Ismaël Teeluck se ressaisit lorsqu’il réalise qu’il y a péril en la demeure et que son mariage est sur le point de voler en éclats. «Je me suis dit : soit tu te ressaisis ou tu redeviens un petit play-boy comme avant, ce qui est super pendant quelques mois mais après lorsque tu te regardes dans le miroir, tu te rends compte que tu es seul parce que tu as laissé partir la femme que tu aimais. À ce moment-là, je me suis repris.»

Six mois après la fin des traitements de Shamima, les deux s’étourdissent en socialisant beaucoup. Un an après, Shamima doit subir une hystérectomie car son cancer du sein est hormono-dépendant. Comme les deux ont déjà des enfants de leur côté, l’impact de cette intervention chirurgicale est moindre. «Passé mon moment d’égarement, tout s’est éclairci dans ma tête. J’étais remis sur les rails.»

Si le désir entre eux est toujours aussi présent, la fougue a disparu. «Oui, on peut avoir une vie sexuelle épanouie après le cancer. Mais ce n’est plus comme avant. Le désir de l’un pour l’autre est revenu mais le cancer casse quelque chose quand même car l’homme voit sa femme d’un autre oeil et elle aussi se voit différemment, elle se sent diminuée.»

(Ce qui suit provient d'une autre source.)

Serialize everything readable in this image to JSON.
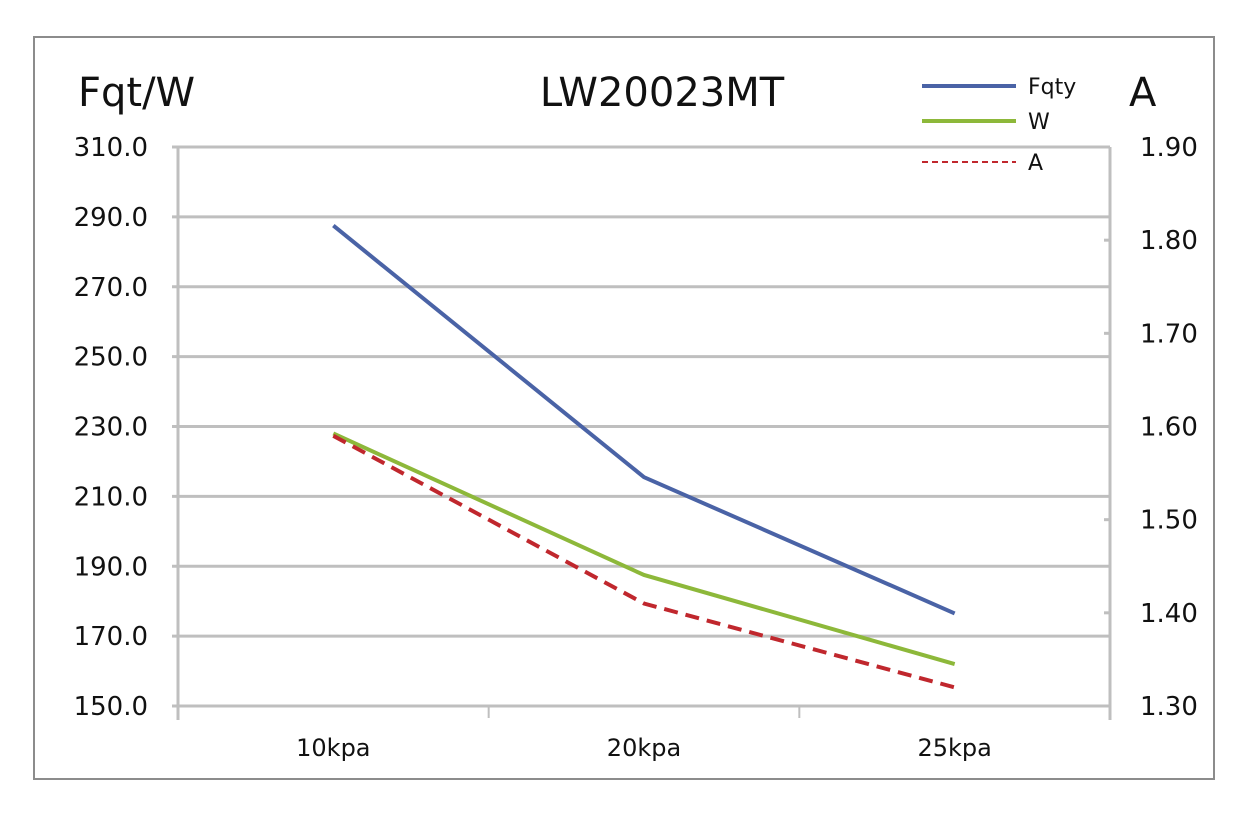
{
  "chart_data": {
    "type": "line",
    "title": "LW20023MT",
    "ylabel_left": "Fqt/W",
    "ylabel_right": "A",
    "categories": [
      "10kpa",
      "20kpa",
      "25kpa"
    ],
    "y_left": {
      "range": [
        150,
        310
      ],
      "ticks": [
        "150.0",
        "170.0",
        "190.0",
        "210.0",
        "230.0",
        "250.0",
        "270.0",
        "290.0",
        "310.0"
      ]
    },
    "y_right": {
      "range": [
        1.3,
        1.9
      ],
      "ticks": [
        "1.30",
        "1.40",
        "1.50",
        "1.60",
        "1.70",
        "1.80",
        "1.90"
      ]
    },
    "grid": true,
    "legend_position": "top-right",
    "series": [
      {
        "name": "Fqty",
        "axis": "left",
        "color": "#4a63a6",
        "dash": false,
        "values": [
          287.5,
          215.5,
          176.5
        ]
      },
      {
        "name": "W",
        "axis": "left",
        "color": "#8db83a",
        "dash": false,
        "values": [
          228.0,
          187.5,
          162.0
        ]
      },
      {
        "name": "A",
        "axis": "right",
        "color": "#c0272d",
        "dash": true,
        "values": [
          1.59,
          1.41,
          1.32
        ]
      }
    ]
  }
}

Leurs relations se sont grandement améliorées depuis que Shamima a pris avantage de la reconstruction mammaire offerte par le Centre de chirurgie esthétique de l’océan Indien. «Dans sa tête, elle a regagné confiance en elle et comme j’ai vu qu’elle reprenait confiance, cela m’a aidé à surmonter l’épreuve. J’ai repris goût à la chose. Mais ce n’est pas aussi fort. Sexuellement, on n’est peut-être pas aussi fougueux ou actif mais c’est compensé par d’autres choses. Je suis plus présent pour elle».

C’est d’ailleurs lui qui lui suggère de créer sa propre association. «Les femmes n’écoutant pas toujours leur mari, il a fallu que quelqu’un d’autre lui en parle et lui dise qu’elle devrait être le visage du cancer pour qu’elle se décide à mettre sur pied Breast Cancer Care».

Aux hommes dont les femmes sont malades d’un cancer du sein, Ismaël Teeluck conseille d’être forts et de soutenir celles-ci à 100%. «Il faut être son soutien car autrement, ce sera catastrophique. L’homme doit se reprendre et être fort. J’ai un ami qui vit la même chose mais c’est sa femme qui est forte pour lui alors que lui a baissé les bras. C’est la chose à ne pas faire. Il faut se battre et lutter ensemble.»